Les contentieux de l’état des lieux et les travaux aux fins de remettre l’immeuble en état sont souvent source de contentieux.
La non restitution des clés est un contentieux moins fréquent mais qui pose de sérieux problèmes juridiques.
Surtout lorsque cette non restitution des clés n’est pas accompagnée pour le bailleur d’une relocation immédiate.
Dans l’arrêt évoqué par la Cour de Cassation le 3 décembre 2020, une Société Civile Immobilière bailleresse avait reçu un congé de son locataire à effet au 31 décembre 2012.
Ce locataire n’a rendu les clés que le 31 décembre 2015.
Cette attitude semble à première vue incompréhensible.
Mais les faits donnent une explication à cette attitude.

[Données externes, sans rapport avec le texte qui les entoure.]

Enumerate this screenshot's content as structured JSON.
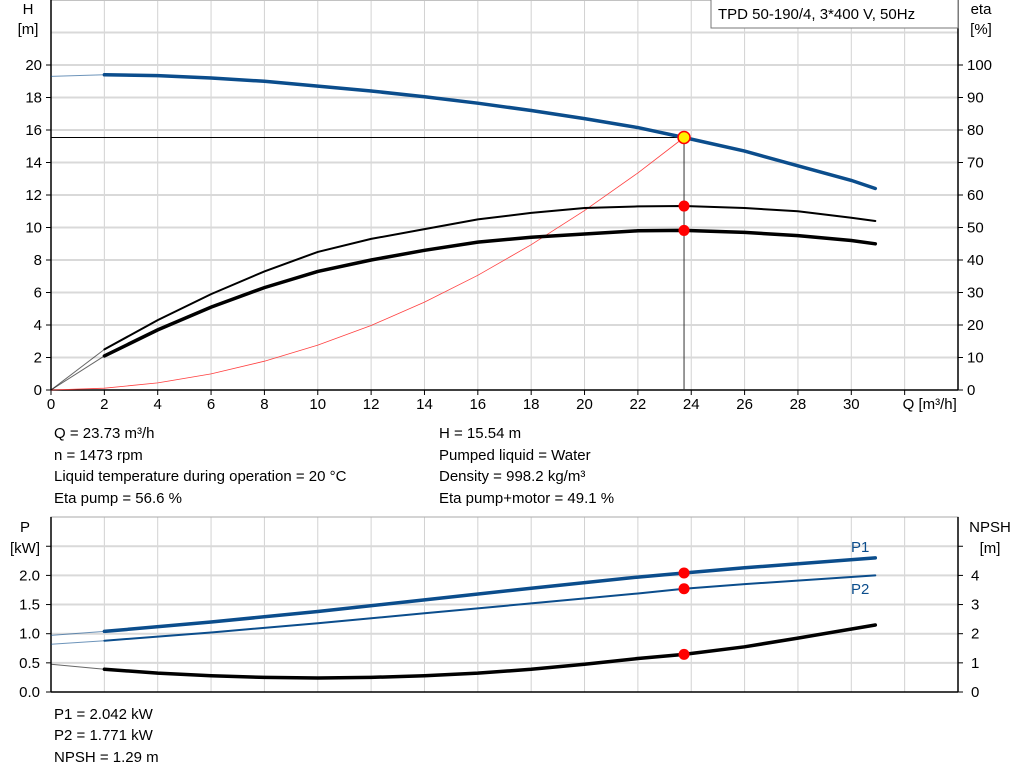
{
  "chart_data": [
    {
      "type": "line",
      "title": "TPD 50-190/4, 3*400 V, 50Hz",
      "xlabel": "Q [m³/h]",
      "ylabel_left": [
        "H",
        "[m]"
      ],
      "ylabel_right": [
        "eta",
        "[%]"
      ],
      "xlim": [
        0,
        34
      ],
      "ylim_left": [
        0,
        24
      ],
      "ylim_right": [
        0,
        120
      ],
      "x_ticks": [
        0,
        2,
        4,
        6,
        8,
        10,
        12,
        14,
        16,
        18,
        20,
        22,
        24,
        26,
        28,
        30
      ],
      "y_ticks_left": [
        0,
        2,
        4,
        6,
        8,
        10,
        12,
        14,
        16,
        18,
        20
      ],
      "y_ticks_right": [
        0,
        10,
        20,
        30,
        40,
        50,
        60,
        70,
        80,
        90,
        100
      ],
      "grid": true,
      "series": [
        {
          "axis": "left",
          "color": "#0b4d8c",
          "x": [
            0,
            2,
            4,
            6,
            8,
            10,
            12,
            14,
            16,
            18,
            20,
            22,
            23.73,
            26,
            28,
            30,
            30.9
          ],
          "y": [
            19.3,
            19.4,
            19.35,
            19.2,
            19.0,
            18.7,
            18.4,
            18.05,
            17.65,
            17.2,
            16.7,
            16.15,
            15.54,
            14.7,
            13.8,
            12.9,
            12.4
          ]
        },
        {
          "axis": "right",
          "color": "#000000",
          "x": [
            0,
            2,
            4,
            6,
            8,
            10,
            12,
            14,
            16,
            18,
            20,
            22,
            23.73,
            26,
            28,
            30,
            30.9
          ],
          "y": [
            0,
            12.5,
            21.5,
            29.5,
            36.5,
            42.5,
            46.5,
            49.5,
            52.5,
            54.5,
            56,
            56.5,
            56.6,
            56,
            55,
            53,
            52
          ]
        },
        {
          "axis": "right",
          "color": "#000000",
          "x": [
            0,
            2,
            4,
            6,
            8,
            10,
            12,
            14,
            16,
            18,
            20,
            22,
            23.73,
            26,
            28,
            30,
            30.9
          ],
          "y": [
            0,
            10.5,
            18.5,
            25.5,
            31.5,
            36.5,
            40,
            43,
            45.5,
            47,
            48,
            49,
            49.1,
            48.5,
            47.5,
            46,
            45
          ]
        },
        {
          "axis": "left",
          "color": "#ff4040",
          "x": [
            0,
            2,
            4,
            6,
            8,
            10,
            12,
            14,
            16,
            18,
            20,
            22,
            23.73
          ],
          "y": [
            0,
            0.11,
            0.44,
            0.99,
            1.77,
            2.76,
            3.97,
            5.41,
            7.06,
            8.94,
            11.04,
            13.36,
            15.54
          ]
        }
      ],
      "operating_point": {
        "Q": 23.73,
        "H": 15.54,
        "eta_pump": 56.6,
        "eta_total": 49.1
      }
    },
    {
      "type": "line",
      "ylabel_left": [
        "P",
        "[kW]"
      ],
      "ylabel_right": [
        "NPSH",
        "[m]"
      ],
      "xlim": [
        0,
        34
      ],
      "ylim_left": [
        0,
        3.0
      ],
      "ylim_right": [
        0,
        6
      ],
      "y_ticks_left": [
        "0.0",
        "0.5",
        "1.0",
        "1.5",
        "2.0"
      ],
      "y_ticks_right": [
        0,
        1,
        2,
        3,
        4
      ],
      "grid": true,
      "series": [
        {
          "name": "P1",
          "axis": "left",
          "color": "#0b4d8c",
          "x": [
            0,
            2,
            6,
            10,
            14,
            18,
            22,
            23.73,
            26,
            30.9
          ],
          "y": [
            0.97,
            1.04,
            1.2,
            1.38,
            1.58,
            1.78,
            1.97,
            2.042,
            2.13,
            2.3
          ]
        },
        {
          "name": "P2",
          "axis": "left",
          "color": "#0b4d8c",
          "x": [
            0,
            2,
            6,
            10,
            14,
            18,
            22,
            23.73,
            26,
            30.9
          ],
          "y": [
            0.82,
            0.88,
            1.02,
            1.18,
            1.35,
            1.52,
            1.69,
            1.771,
            1.85,
            2.0
          ]
        },
        {
          "axis": "right",
          "color": "#000000",
          "x": [
            0,
            2,
            4,
            6,
            8,
            10,
            12,
            14,
            16,
            18,
            20,
            22,
            23.73,
            26,
            28,
            30.9
          ],
          "y": [
            0.95,
            0.78,
            0.65,
            0.56,
            0.5,
            0.48,
            0.5,
            0.56,
            0.65,
            0.78,
            0.95,
            1.15,
            1.29,
            1.55,
            1.85,
            2.3
          ]
        }
      ]
    }
  ],
  "info_top": {
    "q": "Q = 23.73 m³/h",
    "n": "n = 1473 rpm",
    "temp": "Liquid temperature during operation = 20 °C",
    "eta_pump": "Eta pump = 56.6 %",
    "h": "H = 15.54 m",
    "liquid": "Pumped liquid = Water",
    "density": "Density = 998.2 kg/m³",
    "eta_total": "Eta pump+motor = 49.1 %"
  },
  "info_bottom": {
    "p1": "P1 = 2.042 kW",
    "p2": "P2 = 1.771 kW",
    "npsh": "NPSH = 1.29 m"
  }
}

Avant la date d’expiration du congé, le locataire par l’intermédiaire de son directeur général avait conclu deux nouveaux baux avec cette même SCI.
Dès 2013, la SCI avait délivré à son locataire un commandement de payer des loyers impayés, mais ce locataire considérait que son directeur général était dépourvu de la qualité pour la représenter lors de la conclusion des nouveaux baux et prétendait que les baux étaient nuls.

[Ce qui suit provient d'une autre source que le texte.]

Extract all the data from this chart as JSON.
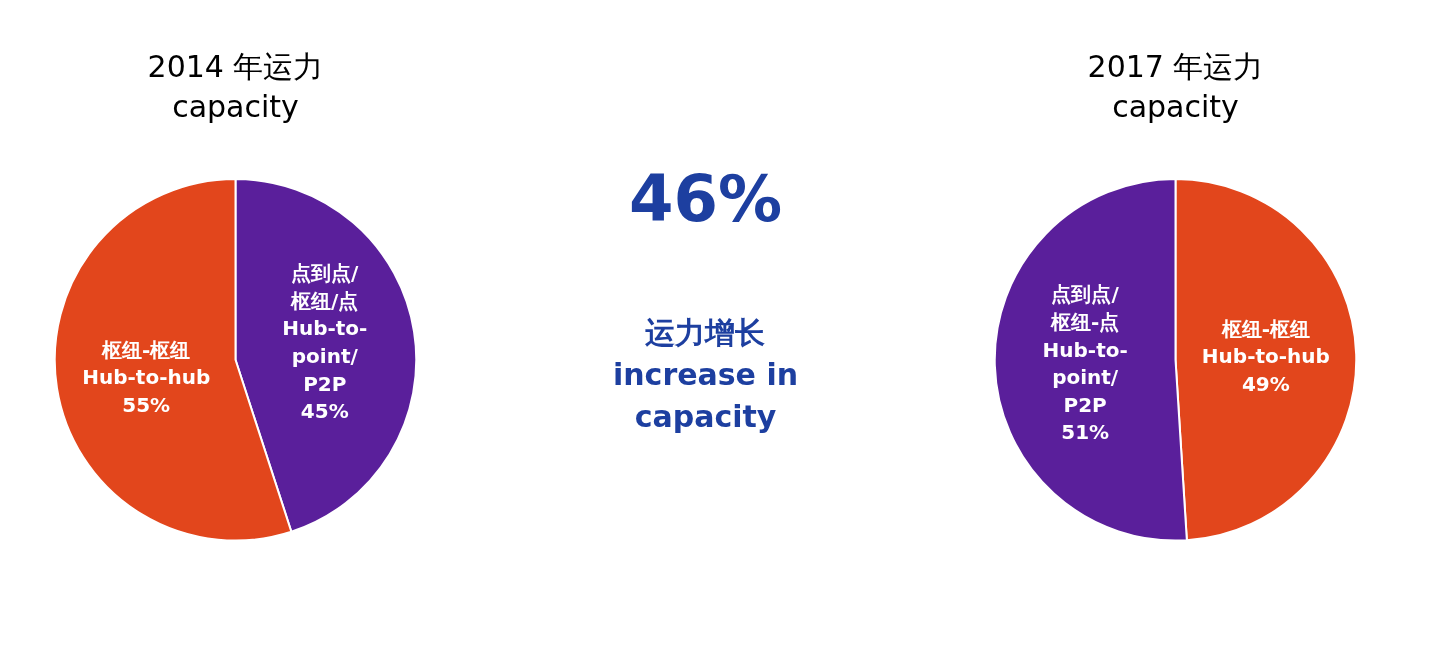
{
  "chart_data": [
    {
      "type": "pie",
      "title": "2014 年运力\ncapacity",
      "categories": [
        "点到点/\n枢纽/点\nHub-to-\npoint/\nP2P",
        "枢纽-枢纽\nHub-to-hub"
      ],
      "values": [
        45,
        55
      ],
      "value_labels": [
        "45%",
        "55%"
      ],
      "colors": [
        "#5a1f9b",
        "#e2461c"
      ],
      "legend": false
    },
    {
      "type": "other",
      "annotations": [
        "46%",
        "运力增长\nincrease in\ncapacity"
      ]
    },
    {
      "type": "pie",
      "title": "2017 年运力\ncapacity",
      "categories": [
        "枢纽-枢纽\nHub-to-hub",
        "点到点/\n枢纽-点\nHub-to-\npoint/\nP2P"
      ],
      "values": [
        49,
        51
      ],
      "value_labels": [
        "49%",
        "51%"
      ],
      "colors": [
        "#e2461c",
        "#5a1f9b"
      ],
      "legend": false
    }
  ]
}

Dans l’intervalle, le locataire n’a pas restitué les clés et le bailleur considérait que son locataire était toujours son locataire.
La Cour d’Appel de Grenoble dans un arrêt infirmatif a rejeté la demande d’indemnité d’occupation présentée par le bailleur sur le fondement de l’article 1382 devenu 1240 du Code Civil.

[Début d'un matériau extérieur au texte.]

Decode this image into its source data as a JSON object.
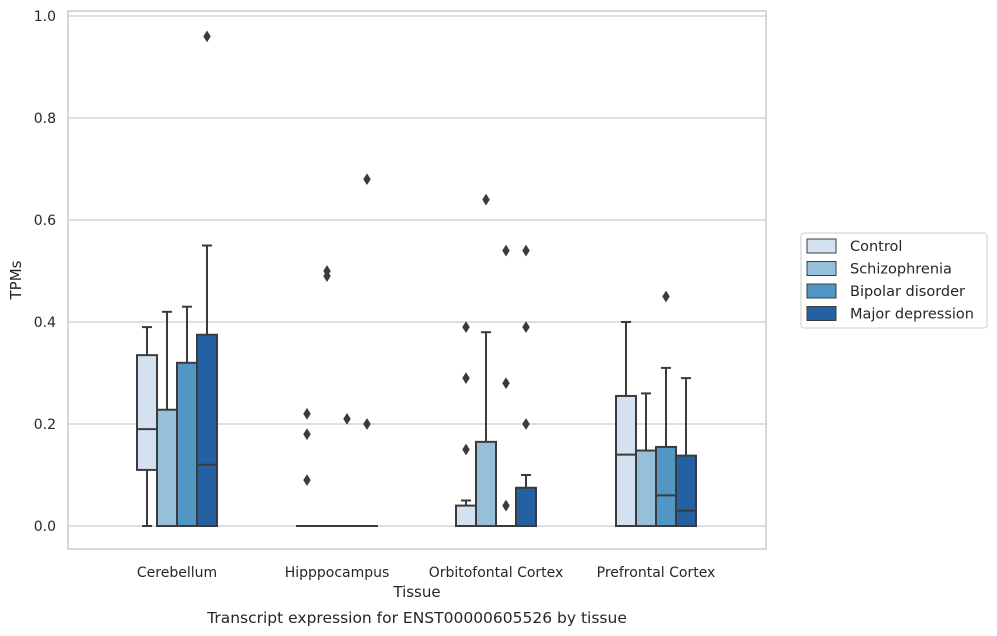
{
  "chart_data": {
    "type": "box",
    "title": "",
    "caption": "Transcript expression for ENST00000605526 by tissue",
    "xlabel": "Tissue",
    "ylabel": "TPMs",
    "ylim": [
      -0.045,
      1.01
    ],
    "yticks": [
      0.0,
      0.2,
      0.4,
      0.6,
      0.8,
      1.0
    ],
    "ytick_labels": [
      "0.0",
      "0.2",
      "0.4",
      "0.6",
      "0.8",
      "1.0"
    ],
    "grid": "horizontal",
    "legend_position": "right",
    "categories": [
      "Cerebellum",
      "Hipppocampus",
      "Orbitofontal Cortex",
      "Prefrontal Cortex"
    ],
    "series": [
      {
        "name": "Control",
        "color": "#d3e1f0",
        "boxes": [
          {
            "whislo": 0.0,
            "q1": 0.11,
            "med": 0.19,
            "q3": 0.335,
            "whishi": 0.39,
            "fliers": []
          },
          {
            "whislo": 0.0,
            "q1": 0.0,
            "med": 0.0,
            "q3": 0.0,
            "whishi": 0.0,
            "fliers": [
              0.09,
              0.18,
              0.22
            ]
          },
          {
            "whislo": 0.0,
            "q1": 0.0,
            "med": 0.0,
            "q3": 0.04,
            "whishi": 0.05,
            "fliers": [
              0.15,
              0.29,
              0.39
            ]
          },
          {
            "whislo": 0.0,
            "q1": 0.0,
            "med": 0.14,
            "q3": 0.255,
            "whishi": 0.4,
            "fliers": []
          }
        ]
      },
      {
        "name": "Schizophrenia",
        "color": "#95bfdb",
        "boxes": [
          {
            "whislo": 0.0,
            "q1": 0.0,
            "med": 0.0,
            "q3": 0.228,
            "whishi": 0.42,
            "fliers": []
          },
          {
            "whislo": 0.0,
            "q1": 0.0,
            "med": 0.0,
            "q3": 0.0,
            "whishi": 0.0,
            "fliers": [
              0.49,
              0.5
            ]
          },
          {
            "whislo": 0.0,
            "q1": 0.0,
            "med": 0.0,
            "q3": 0.165,
            "whishi": 0.38,
            "fliers": [
              0.64
            ]
          },
          {
            "whislo": 0.0,
            "q1": 0.0,
            "med": 0.0,
            "q3": 0.148,
            "whishi": 0.26,
            "fliers": []
          }
        ]
      },
      {
        "name": "Bipolar disorder",
        "color": "#5196c4",
        "boxes": [
          {
            "whislo": 0.0,
            "q1": 0.0,
            "med": 0.0,
            "q3": 0.32,
            "whishi": 0.43,
            "fliers": []
          },
          {
            "whislo": 0.0,
            "q1": 0.0,
            "med": 0.0,
            "q3": 0.0,
            "whishi": 0.0,
            "fliers": [
              0.21
            ]
          },
          {
            "whislo": 0.0,
            "q1": 0.0,
            "med": 0.0,
            "q3": 0.0,
            "whishi": 0.0,
            "fliers": [
              0.04,
              0.28,
              0.54
            ]
          },
          {
            "whislo": 0.0,
            "q1": 0.0,
            "med": 0.06,
            "q3": 0.155,
            "whishi": 0.31,
            "fliers": [
              0.45
            ]
          }
        ]
      },
      {
        "name": "Major depression",
        "color": "#2361a3",
        "boxes": [
          {
            "whislo": 0.0,
            "q1": 0.0,
            "med": 0.12,
            "q3": 0.375,
            "whishi": 0.55,
            "fliers": [
              0.96
            ]
          },
          {
            "whislo": 0.0,
            "q1": 0.0,
            "med": 0.0,
            "q3": 0.0,
            "whishi": 0.0,
            "fliers": [
              0.2,
              0.68
            ]
          },
          {
            "whislo": 0.0,
            "q1": 0.0,
            "med": 0.0,
            "q3": 0.075,
            "whishi": 0.1,
            "fliers": [
              0.2,
              0.39,
              0.54
            ]
          },
          {
            "whislo": 0.0,
            "q1": 0.0,
            "med": 0.03,
            "q3": 0.138,
            "whishi": 0.29,
            "fliers": []
          }
        ]
      }
    ]
  }
}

Il s’agit de la responsabilité extra contractuelle.
Il y a sans doute peut-être une faute à conserver postérieurement aux relations contractuelles, les clés du local de son ancien bailleur.
Pour rejeter la demande en paiement d’une indemnité d’occupation, la Cour d’Appel de Grenoble avait considéré que si le locataire n’avait restitué les clés que le 31 décembre 2015, le bailleur ne pouvait sérieusement soutenir qu’il n’avait pas pu reprendre possession des locaux en raison du comportement du locataire qui aurait conservé les clés qui n’avaient pas été réclamées.
Ainsi, la Cour d’Appel de Grenoble a considéré que le locataire n’avait pas été fautif dans son comportement.
La Cour d’Appel de Grenoble a considéré que le bailleur était dans une situation de pouvoir récupérer les clés de son local, qu’il n’a pris aucune initiative et n’a pas réclamé les clés à son locataire. Dès lors, aucune faute ne peut être imputée au locataire qui ne peut être condamné à une indemnité d’occupation.
La Cour de Cassation censure cette approche.
Elle considère que dès lors que la Cour a constaté que les clés n’avaient pas été remises au propriétaire ou que celui-ci avait refusé de les recevoir, elle ne pouvait exonérer le locataire de sa faute.
Ainsi, la Cour de Cassation opère un renversement de la charge de la preuve par rapport à la Cour d’Appel.
C’est au locataire qui prétend ne plus être locataire de prendre ses dispositions pour rendre les clés.
Si le bailleur refuse de les recevoir alors le locataire pourra s’exonérer de toutes fautes et être exonéré du paiement de toutes indemnités d’éviction.
Cet arrêt de la Cour de Cassation est intéressant car il permet d’avoir une idée précise de la charge de la preuve et de bien conseiller en cas de difficulté à la fin des relations contractuelles, au locataire de prendre l’initiative de restituer les clés sans attendre une quelconque demande en provenance de son bailleur ou de son ex bailleur.